Member of the Western Illinois University Board of Trustees
- In office January 2005 – August 2005
- Preceded by: Ted Brunsvold
- Succeeded by: Robert Cook

Member of the Illinois House of Representatives from the 95th district
- In office January 1989 – January 1995
- Preceded by: Leroy A. Ufkes
- Succeeded by: Richard P. Myers

Personal details
- Born: March 16, 1948 (age 78) Canton, Illinois, U.S.
- Party: Democratic
- Spouse: Kathryn Woodworth Edley
- Children: 2
- Alma mater: University of Illinois (BS) London School of Economics (MEc)
- Profession: Business owner Public administrator

= Bill Edley =

American politician

Bill Edley (born March 16, 1948) is an American businessman and Democratic politician from Illinois.

==Early life==
Bill Edley was born March 16, 1948, in Canton, Illinois. He attended Spoon River College and received his bachelor's degree in investment finance from University of Illinois at Urbana–Champaign. While at the University of Illinois, he was the President of the Young Republicans and affiliated with the Republican Party until Richard Nixon and the Watergate scandal shifted his political leanings. From 1974 to 1989 he was owner and president of Automotive Wholesale, an auto parts store in Macomb and Monmouth. In 1985 he became president of the Macomb Area Chamber of Commerce. The next year he managed the race of Democrat George Lipper in the 95th district against Republican incumbent Kent Slater. Lipper, who received no outside help, lost. Edley was a delegate pledged to Paul Simon at the 1988 Democratic National Convention.

==Illinois House of Representatives==
Slater then vacated the seat to run for a judgeship. In response to the candidacy of former State Senator and Republican Ken McMillan, Edley chose to run as the Democratic candidate. In an upset, Edley won the historically Republican 95th district by 2,000 votes. At that time, the 95th included all or parts of Fulton, Hancock, Henderson, McDonough and Schuyler counties. Slater resigned to take his judgeship and was succeeded by Leroy A. Ufkes for the period between Slater's resignation and Edley's inauguration.

During his tenure, he was a staunch critic of Jim Edgar. Edley, with fellow Democrat Thomas J. Homer, was an opponent of the decision to rebury the unearthed remains of Native Americans found at Dickson Mounds unburied. In 1994, he led a group of rural Democrats in support of a measure to end an increase in benefits for individuals on welfare who had more children after the effective date of the legislation. He lost reelection in 1994 to farmer Richard P. Myers.

==Post-legislative life==
After his terms in the Illinois House, he became a financial consultant for Merrill Lynch, and a portfolio manager for Smith Barney. Edley, by then a resident of Peoria, ran as a delegate for the presidential campaign of Bill Bradley.
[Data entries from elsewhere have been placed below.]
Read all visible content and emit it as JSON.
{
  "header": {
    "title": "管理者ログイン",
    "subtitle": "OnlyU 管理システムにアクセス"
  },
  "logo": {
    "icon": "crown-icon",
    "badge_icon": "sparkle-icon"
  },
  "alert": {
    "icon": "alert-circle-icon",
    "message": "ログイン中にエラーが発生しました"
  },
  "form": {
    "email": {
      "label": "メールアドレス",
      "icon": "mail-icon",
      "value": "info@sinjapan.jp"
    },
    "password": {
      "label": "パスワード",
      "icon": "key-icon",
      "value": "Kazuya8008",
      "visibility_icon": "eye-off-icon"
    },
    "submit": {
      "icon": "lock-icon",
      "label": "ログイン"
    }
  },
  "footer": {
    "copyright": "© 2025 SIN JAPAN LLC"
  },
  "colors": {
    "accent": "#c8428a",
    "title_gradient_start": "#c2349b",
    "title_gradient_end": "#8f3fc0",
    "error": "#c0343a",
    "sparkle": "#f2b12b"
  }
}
In 2004, Ted Brunsvold, the son of Joel Brunsvold, resigned from the Western Illinois University Board of Trustees. On December 16, 2004, Edley was appointed to complete this vacated term until January 2005 and then to serve a full term from January 2005 until January 2011. In August 2005, Edley resigned from the board to take employment with the Illinois Department of Corrections. Rod Blagojevich appointed Robert Cook to the vacancy.

In 2008, Edley explored a run for Congress from Illinois's 18th congressional district in the race to succeed Ray LaHood. When presumptive nominee Dick Versace dropped out of the race, he reiterated this interest. Ultimately, the Democratic county chairmen of the district chose Colleen Callahan who lost to Republican Aaron Schock.

In the 2010 Democratic primary, now a resident of Springfield, he ran for central committeeman from Illinois's 18th congressional district against incumbent James Polk of Peoria. The position of central committeeman serves as one of a congressional district's two representatives to the Democratic Party of Illinois; the other is a central committeewoman. Edley lost. As of 2014, Edley was still a resident of Springfield. As of 2017, he writes as a guest columnist for various newspapers including The State Journal-Register and the Quad-City Times. He has earned a Master's in Economic History from the London School of Economics.